Sunday, September 27, 2009

Small Claims Court Ignores Constitution, News at 11

As if we all didn't know that the state constitution is routinely ignored by politicians all across the state, apparently now the courts are doing the same. The Indiana Law Blog reported on an interesting story published by the Evansville Courier & Press on what's going on down in Vanderburgh County's Small Claims Court:

Valisha Fleming couldn't believe what she saw happening recently in Vanderburgh County's Small Claims Court: A disabled woman with three children at home was sentenced to 30 days in jail for falling $110 behind in court-ordered payments on a debt.

Deputies were called into the courtroom, handcuffed the crying woman, patted her down in the hallway and were going to take her away.
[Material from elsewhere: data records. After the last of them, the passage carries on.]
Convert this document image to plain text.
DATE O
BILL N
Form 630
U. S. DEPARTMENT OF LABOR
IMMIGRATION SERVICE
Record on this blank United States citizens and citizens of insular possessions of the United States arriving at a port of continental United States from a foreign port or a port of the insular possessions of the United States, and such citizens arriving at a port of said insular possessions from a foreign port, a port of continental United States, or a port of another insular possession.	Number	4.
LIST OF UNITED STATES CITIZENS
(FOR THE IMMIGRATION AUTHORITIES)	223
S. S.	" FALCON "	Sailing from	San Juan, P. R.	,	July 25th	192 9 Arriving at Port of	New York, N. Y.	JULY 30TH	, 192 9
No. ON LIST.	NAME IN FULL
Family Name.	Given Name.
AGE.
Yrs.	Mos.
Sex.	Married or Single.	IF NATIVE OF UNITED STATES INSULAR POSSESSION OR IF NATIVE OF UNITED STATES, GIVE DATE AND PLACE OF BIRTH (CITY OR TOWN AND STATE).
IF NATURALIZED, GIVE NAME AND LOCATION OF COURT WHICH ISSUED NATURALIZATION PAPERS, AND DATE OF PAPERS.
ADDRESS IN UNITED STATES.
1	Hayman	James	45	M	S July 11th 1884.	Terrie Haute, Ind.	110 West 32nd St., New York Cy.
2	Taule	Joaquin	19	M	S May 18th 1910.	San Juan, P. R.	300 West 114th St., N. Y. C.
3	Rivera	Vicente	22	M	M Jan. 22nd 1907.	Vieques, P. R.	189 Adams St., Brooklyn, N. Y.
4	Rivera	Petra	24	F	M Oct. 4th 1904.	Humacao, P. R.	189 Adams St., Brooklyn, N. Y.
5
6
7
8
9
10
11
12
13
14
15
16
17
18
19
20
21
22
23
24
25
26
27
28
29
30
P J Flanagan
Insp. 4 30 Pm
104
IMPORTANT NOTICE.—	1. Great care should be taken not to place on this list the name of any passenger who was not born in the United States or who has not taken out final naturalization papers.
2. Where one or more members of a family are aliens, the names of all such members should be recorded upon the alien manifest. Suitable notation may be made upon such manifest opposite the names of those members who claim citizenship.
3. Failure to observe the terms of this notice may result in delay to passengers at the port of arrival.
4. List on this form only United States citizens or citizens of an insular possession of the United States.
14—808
She did not have an attorney.


The judge in the case, Superior Court Magistrate Richard D'Amour, said Carter was not sentenced for failing to pay a debt, but for failing to obey an earlier court order to pay it. "It may appear to you to be a fine line," D'Amour said, "but it makes a difference."

Other Vanderburgh Superior Court judges said they agree. They contend the court is allowed to sentence and threaten to sentence people to jail if they fail to comply with court orders to pay their debts.

Katherine Rybak, attorney with Indiana Legal Services in Evansville, has long argued that the court's practice is unconstitutional. "No imprisonment for debt means no imprisonment for debt even when the debtor has the ability to pay," she said.


In the Perry County case, Circuit Judge M. Lucy Goffinet ordered a man to pay $25 a month on a debt or go to jail. The Indiana Court of Appeals reversed her ruling, saying that in such cases, "Even the threat of imprisonment is erroneous."
Just in case anyone needs a reminder, Article 1, Section 22 of the state constitution is fairly clear about all this:

The privilege of the debtor to enjoy the necessary comforts of life, shall be recognized by wholesome laws, exempting a reasonable amount of property from seizure or sale, for the payment of any debt or liability hereafter contracted: and there shall be no imprisonment for debt, except in case of fraud.

I would highly encourage you all to read the Indiana Law Blog. It is a great resource to keep up on what's going on across the state.